The idea of having investments be influenced by one’s values and a desire to advance the social good (in addition to personal profits) is not new, but in recent decades there has been substantial growth in various forms of socially responsible investing (SRI) strategies. However, given the relatively limited number of SRI funds in the marketplace, investors haven’t had a lot to choose from, and the nature of buying an SRI fund or not means the investor is either all-in or all-out for the strategy (at least with that particular portion of the allocation).
Yet with the recent launch of Morningstar Sustainability Ratings, in partnership with Sustainalytics, it now becomes feasible to not just “buy an SRI fund” (or not), but to tilt any portfolio towards sustainable investing, simply by choosing the most sustainable of the available choices in any investment category. With Morningstar’s Sustainability Rating applied to upwards of 20,000 different funds (both mutual funds and ETFs), the investor (or advisor) can screen out the lowest-rated 1- and 2-globe funds, or focus exclusively on the 4- or 5-globe funds (given the 1-to-5 globe rating system).
In fact, the raw Morningstar Sustainability Scores actually reveal that some non-SRI funds are just as sustainably invested as their SRI counterparts, when drilling down to look at the underlying holdings. Despite the explicit sustainability mandate, the funds are nonetheless buying companies that align to relevant environment, social, and governance (ESG) factors anyway – ostensibly because some fund managers (directly or indirectly) find those to be good investment criteria, anyway.

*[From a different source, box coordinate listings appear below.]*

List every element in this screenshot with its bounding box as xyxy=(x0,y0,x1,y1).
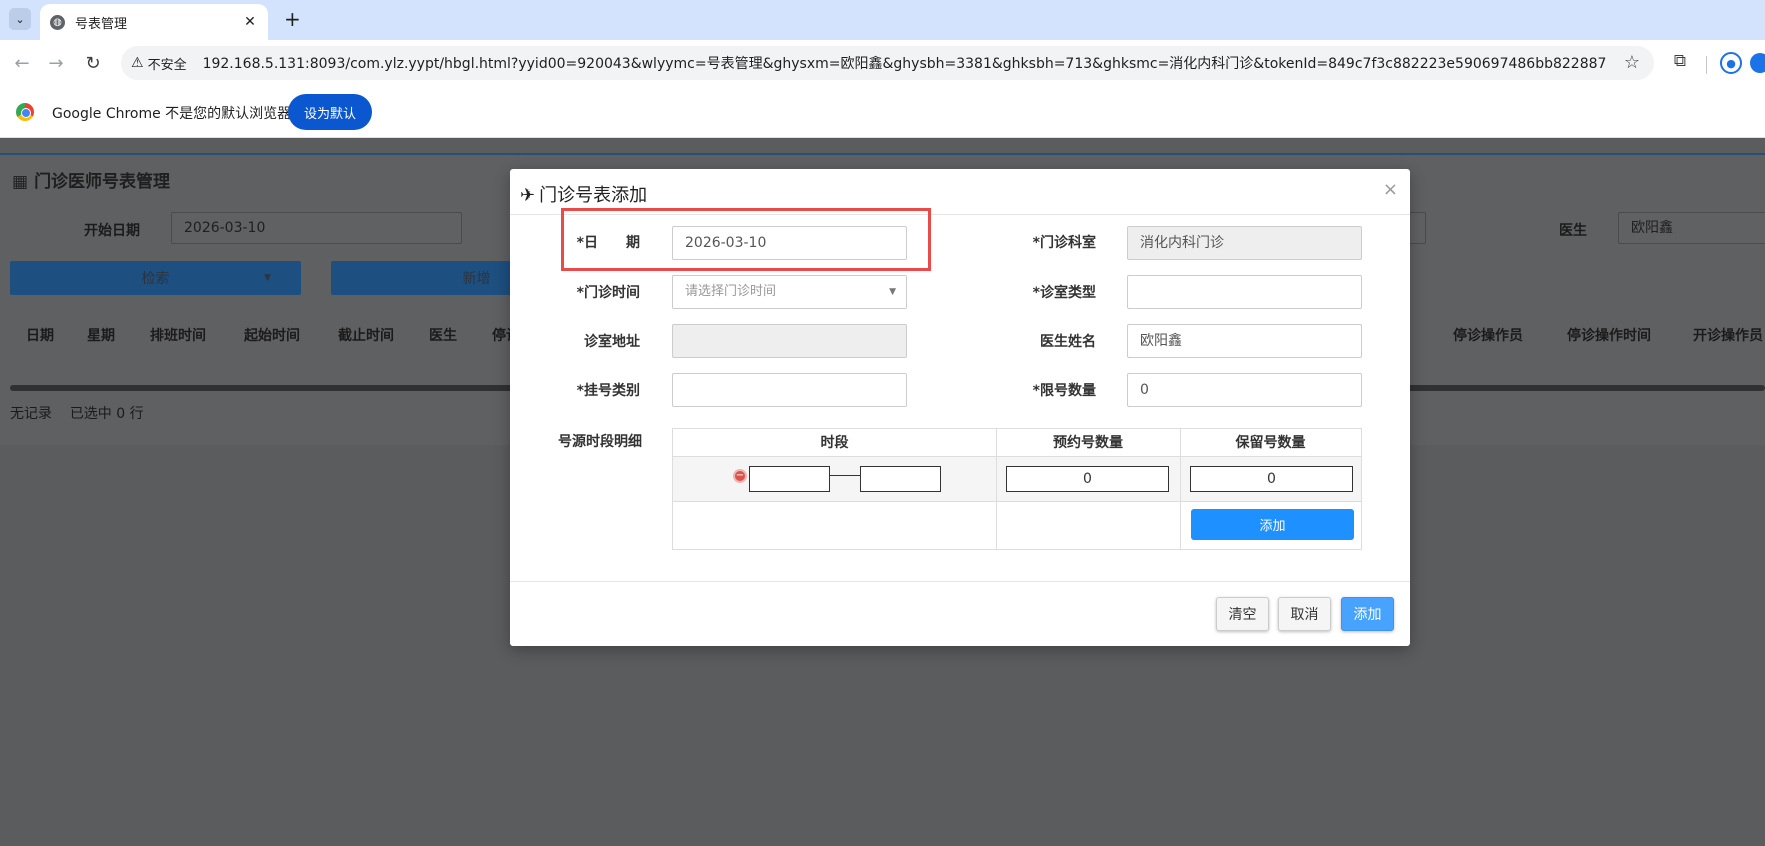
address-bar[interactable]: ⚠ 不安全 192.168.5.131:8093/com.ylz.yypt/hb… xyxy=(121,46,1654,80)
browser-tab-bar: ⌄ ◍ 号表管理 ✕ + xyxy=(0,0,1765,40)
page-title-text: 门诊医师号表管理 xyxy=(34,172,171,192)
url-text[interactable]: 192.168.5.131:8093/com.ylz.yypt/hbgl.htm… xyxy=(203,53,1654,73)
reserved-count-input[interactable]: 0 xyxy=(1190,466,1353,492)
tab-search-icon[interactable]: ⌄ xyxy=(9,8,31,30)
clinic-time-select[interactable]: 请选择门诊时间 ▼ xyxy=(672,275,907,309)
slot-end-input[interactable] xyxy=(860,466,941,492)
column-header[interactable]: 日期 xyxy=(26,317,54,355)
slot-start-input[interactable] xyxy=(749,466,830,492)
column-header[interactable]: 医生 xyxy=(429,317,457,355)
no-record-text: 无记录 xyxy=(10,406,52,422)
extensions-icon[interactable]: ⧉ xyxy=(1668,51,1692,75)
add-schedule-modal: ✈ 门诊号表添加 × *日 期 2026-03-10 *门诊科室 消化内科门诊 *… xyxy=(510,169,1410,646)
bookmark-star-icon[interactable]: ☆ xyxy=(1624,52,1640,73)
limit-count-label: *限号数量 xyxy=(1032,383,1096,399)
modal-footer-divider xyxy=(510,581,1410,582)
clinic-time-placeholder: 请选择门诊时间 xyxy=(685,284,777,299)
caret-down-icon[interactable]: ▼ xyxy=(264,273,271,283)
warning-icon[interactable]: ⚠ xyxy=(131,55,144,71)
slot-table: 时段 预约号数量 保留号数量 − 0 0 添加 xyxy=(672,428,1362,550)
slot-header-booked: 预约号数量 xyxy=(1053,435,1123,451)
column-header[interactable]: 开诊操作员 xyxy=(1693,317,1763,355)
default-browser-infobar: Google Chrome 不是您的默认浏览器 设为默认 xyxy=(0,86,1765,138)
new-tab-button[interactable]: + xyxy=(284,7,301,31)
room-address-input xyxy=(672,324,907,358)
page-title: ▦ 门诊医师号表管理 xyxy=(12,167,170,192)
limit-count-input[interactable]: 0 xyxy=(1127,373,1362,407)
search-button[interactable]: 检索 ▼ xyxy=(10,261,301,295)
doctor-filter-label: 医生 xyxy=(1559,223,1587,239)
forward-icon[interactable]: → xyxy=(44,51,68,75)
caret-down-icon[interactable]: ▼ xyxy=(889,276,896,308)
column-header[interactable]: 停诊操作时间 xyxy=(1567,317,1651,355)
column-header[interactable]: 截止时间 xyxy=(338,317,394,355)
reg-type-input[interactable] xyxy=(672,373,907,407)
dept-label: *门诊科室 xyxy=(1032,235,1096,251)
close-icon[interactable]: × xyxy=(1383,179,1398,200)
profile-icon[interactable]: ● xyxy=(1720,52,1742,74)
add-slot-button[interactable]: 添加 xyxy=(1191,509,1354,540)
table-row: 添加 xyxy=(673,502,1361,549)
column-header[interactable]: 排班时间 xyxy=(150,317,206,355)
toolbar-divider xyxy=(1706,56,1707,74)
globe-icon: ◍ xyxy=(50,14,65,30)
column-divider xyxy=(996,429,997,549)
browser-tab[interactable]: ◍ 号表管理 ✕ xyxy=(40,4,268,40)
range-dash xyxy=(830,475,860,476)
avatar-icon[interactable] xyxy=(1750,53,1765,73)
table-row: − 0 0 xyxy=(673,457,1361,502)
slot-table-header: 时段 预约号数量 保留号数量 xyxy=(673,429,1361,457)
slot-header-reserved: 保留号数量 xyxy=(1235,435,1306,451)
room-type-label: *诊室类型 xyxy=(1032,285,1096,301)
slot-header-period: 时段 xyxy=(820,435,849,451)
dept-input: 消化内科门诊 xyxy=(1127,226,1362,260)
doctor-filter-input[interactable]: 欧阳鑫 xyxy=(1618,212,1765,244)
date-label: *日 期 xyxy=(576,235,640,251)
modal-title: ✈ 门诊号表添加 xyxy=(520,181,647,207)
submit-add-button[interactable]: 添加 xyxy=(1341,597,1394,631)
chrome-logo-icon xyxy=(16,103,34,121)
doctor-name-label: 医生姓名 xyxy=(1040,334,1096,350)
table-icon: ▦ xyxy=(12,172,29,192)
selected-count-text: 已选中 0 行 xyxy=(69,406,144,422)
cancel-button[interactable]: 取消 xyxy=(1278,597,1331,631)
doctor-name-input[interactable]: 欧阳鑫 xyxy=(1127,324,1362,358)
room-address-label: 诊室地址 xyxy=(584,334,640,350)
search-button-label: 检索 xyxy=(141,271,170,287)
clear-button[interactable]: 清空 xyxy=(1216,597,1269,631)
slot-detail-label: 号源时段明细 xyxy=(558,434,642,450)
modal-title-text: 门诊号表添加 xyxy=(539,185,648,206)
tab-close-icon[interactable]: ✕ xyxy=(242,14,258,30)
paper-plane-icon: ✈ xyxy=(520,185,536,206)
insecure-label[interactable]: 不安全 xyxy=(148,54,195,73)
column-header[interactable]: 起始时间 xyxy=(244,317,300,355)
date-input[interactable]: 2026-03-10 xyxy=(672,226,907,260)
remove-row-icon[interactable]: − xyxy=(733,469,747,483)
back-icon[interactable]: ← xyxy=(10,51,34,75)
table-status: 无记录 已选中 0 行 xyxy=(10,403,144,423)
reg-type-label: *挂号类别 xyxy=(576,383,640,399)
reload-icon[interactable]: ↻ xyxy=(81,51,105,75)
column-header[interactable]: 星期 xyxy=(87,317,115,355)
set-default-button[interactable]: 设为默认 xyxy=(288,94,372,130)
infobar-text: Google Chrome 不是您的默认浏览器 xyxy=(52,106,292,122)
room-type-input[interactable] xyxy=(1127,275,1362,309)
start-date-label: 开始日期 xyxy=(84,223,140,239)
column-header[interactable]: 停诊操作员 xyxy=(1453,317,1523,355)
clinic-time-label: *门诊时间 xyxy=(576,285,640,301)
booked-count-input[interactable]: 0 xyxy=(1006,466,1169,492)
column-divider xyxy=(1180,429,1181,549)
start-date-input[interactable]: 2026-03-10 xyxy=(171,212,462,244)
tab-title: 号表管理 xyxy=(75,16,128,32)
browser-toolbar: ← → ↻ ⚠ 不安全 192.168.5.131:8093/com.ylz.y… xyxy=(0,40,1765,86)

Yet with more investors seeking out sustainable investing – particularly amongst the rising Millennial generation – and the potential to use Morningstar Sustainability Ratings to tilt any portfolio towards sustainable investing simply by using the number of globes as a screen, it suddenly becomes possible for sustainable investing to actually begin to influence markets in the aggregate. After all, as the growth of Morningstar style boxes and their supporting benchmarks have shown, a common “scoring system” for investors to assess outcomes can have a significant impact on fund manager behavior. In turn, if dollars shift more towards sustainable investing strategies – even by just tilting at the margin – it gives fund managers more capital to deploy to companies that score well on ESG factors, and draws capital away from the rest, which means corporate leadership may finally have the incentive it needs to truly behave in a more socially responsible manner?